Effect of CCL21/CCR7 chemokine axis on cell growth
CCL21/CCR7 chemokine axis can affect cell proliferation by mediating
different signaling pathways. Early studies have shown that CCL21 can
affect the biological activity of hematopoietic progenitor cells by
inhibiting their proliferation. Additionally, CCL21/CCR7 chemokine axis
can also affect the proliferation of glomerular mesangial cells,
CD4+ T cells, CD8+T cells and CD34+cells in bone marrow through different signals (Zhang et al., 2016). It
was also proved that CCL21/CCR7 chemokine axis inhibits T cell
proliferation by slowing down the degradation of cyclin dependent kinase
(CDK) inhibitors and down-regulating the activity of CDK1 (Kuwabara et
al., 2012). A recent investigations found that CCL21/CCR7
chemokine axis stimulated the
proliferation of DCs in bone marrow through phosphorylating NF-ĸB65.

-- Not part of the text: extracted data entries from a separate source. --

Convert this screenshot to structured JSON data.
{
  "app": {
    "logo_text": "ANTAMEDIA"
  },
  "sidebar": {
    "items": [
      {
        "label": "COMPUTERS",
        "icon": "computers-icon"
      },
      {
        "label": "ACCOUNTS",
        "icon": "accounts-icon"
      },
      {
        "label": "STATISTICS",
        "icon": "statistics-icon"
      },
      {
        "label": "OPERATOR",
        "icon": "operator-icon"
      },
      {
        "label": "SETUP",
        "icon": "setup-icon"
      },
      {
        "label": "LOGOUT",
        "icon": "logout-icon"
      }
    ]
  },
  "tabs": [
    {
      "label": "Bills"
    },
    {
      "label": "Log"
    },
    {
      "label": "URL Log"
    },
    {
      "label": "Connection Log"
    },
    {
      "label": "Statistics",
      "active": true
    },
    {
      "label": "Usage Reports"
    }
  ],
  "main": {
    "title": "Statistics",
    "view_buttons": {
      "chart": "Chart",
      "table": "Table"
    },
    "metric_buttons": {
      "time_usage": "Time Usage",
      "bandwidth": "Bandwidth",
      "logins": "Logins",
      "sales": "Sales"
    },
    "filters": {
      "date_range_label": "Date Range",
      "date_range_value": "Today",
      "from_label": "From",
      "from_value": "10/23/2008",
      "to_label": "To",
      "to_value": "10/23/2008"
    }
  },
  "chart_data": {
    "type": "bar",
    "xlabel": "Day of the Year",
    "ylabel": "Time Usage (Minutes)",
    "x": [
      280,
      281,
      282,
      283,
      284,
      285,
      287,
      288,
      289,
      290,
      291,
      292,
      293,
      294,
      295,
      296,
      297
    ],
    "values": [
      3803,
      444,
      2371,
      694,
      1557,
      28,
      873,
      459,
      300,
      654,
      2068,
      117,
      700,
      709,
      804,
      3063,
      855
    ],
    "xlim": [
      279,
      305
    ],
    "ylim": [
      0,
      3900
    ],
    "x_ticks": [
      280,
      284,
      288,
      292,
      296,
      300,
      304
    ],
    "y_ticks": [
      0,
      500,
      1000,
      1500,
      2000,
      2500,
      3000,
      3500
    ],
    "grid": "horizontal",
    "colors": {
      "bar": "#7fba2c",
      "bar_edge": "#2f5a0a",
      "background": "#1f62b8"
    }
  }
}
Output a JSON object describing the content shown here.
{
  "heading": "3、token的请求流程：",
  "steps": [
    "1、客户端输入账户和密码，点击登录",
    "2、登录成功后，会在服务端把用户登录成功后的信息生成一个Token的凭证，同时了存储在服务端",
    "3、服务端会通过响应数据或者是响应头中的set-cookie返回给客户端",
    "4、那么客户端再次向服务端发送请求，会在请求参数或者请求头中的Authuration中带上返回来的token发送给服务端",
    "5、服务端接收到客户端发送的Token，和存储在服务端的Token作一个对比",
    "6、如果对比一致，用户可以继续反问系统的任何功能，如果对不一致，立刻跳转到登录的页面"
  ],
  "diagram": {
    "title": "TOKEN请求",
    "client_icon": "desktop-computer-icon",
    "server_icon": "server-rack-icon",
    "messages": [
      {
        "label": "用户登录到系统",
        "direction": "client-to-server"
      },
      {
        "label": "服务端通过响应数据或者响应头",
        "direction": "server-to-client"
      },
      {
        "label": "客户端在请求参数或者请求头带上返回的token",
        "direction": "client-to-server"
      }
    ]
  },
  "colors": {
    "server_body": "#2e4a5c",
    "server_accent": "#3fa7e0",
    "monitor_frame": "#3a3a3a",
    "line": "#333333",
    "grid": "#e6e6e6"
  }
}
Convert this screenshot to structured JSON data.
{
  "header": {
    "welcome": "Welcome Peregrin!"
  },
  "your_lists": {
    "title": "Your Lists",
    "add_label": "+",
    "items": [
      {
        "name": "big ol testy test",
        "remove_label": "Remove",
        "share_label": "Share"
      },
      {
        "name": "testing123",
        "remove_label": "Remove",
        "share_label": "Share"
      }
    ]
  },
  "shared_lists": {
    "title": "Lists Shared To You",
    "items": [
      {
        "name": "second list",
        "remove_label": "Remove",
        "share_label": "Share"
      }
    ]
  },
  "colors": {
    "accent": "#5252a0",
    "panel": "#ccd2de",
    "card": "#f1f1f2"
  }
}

These results provide a new entry point for studying the function of
CCL21/CCR7 chemokine axis in terms of proliferation (Korbecki et al.,
2020, Li et al., 2020).
Other functions of
CCL21/CCR7 chemokine axis
In addition to the above functions, CCL21/CCR7
chemokine axis has a certain effects
on cell differentiation, survival, endocytosis, migration rate and
invasion ability. Studies have suggestted that the binding of CCL21 and
CCR7 can significantly affect the internal structure and migration rate
of renal DCs and blood T cells (Luo
et al., 2020, Legler et al., 2016).
And different concentrations of CCL21 produced different chemotactic
rates for renal DCs and blood T cells. The functional diversity of
CCL21/CCR7 chemokine axis in the immune process also provides the basis
for participating in the occurrence and development of autoimmune
diseases. With the continuous in-depth study of CCL21/CCR7 chemokine
axis, the role of CCL21/CCR7 chemokine axis has attracted more and more
attention from domestic and foreign scholars in autoimmune diseases
(Rong et al., 2017, Zlotnik et al., 2012, Sokol et al., 2015).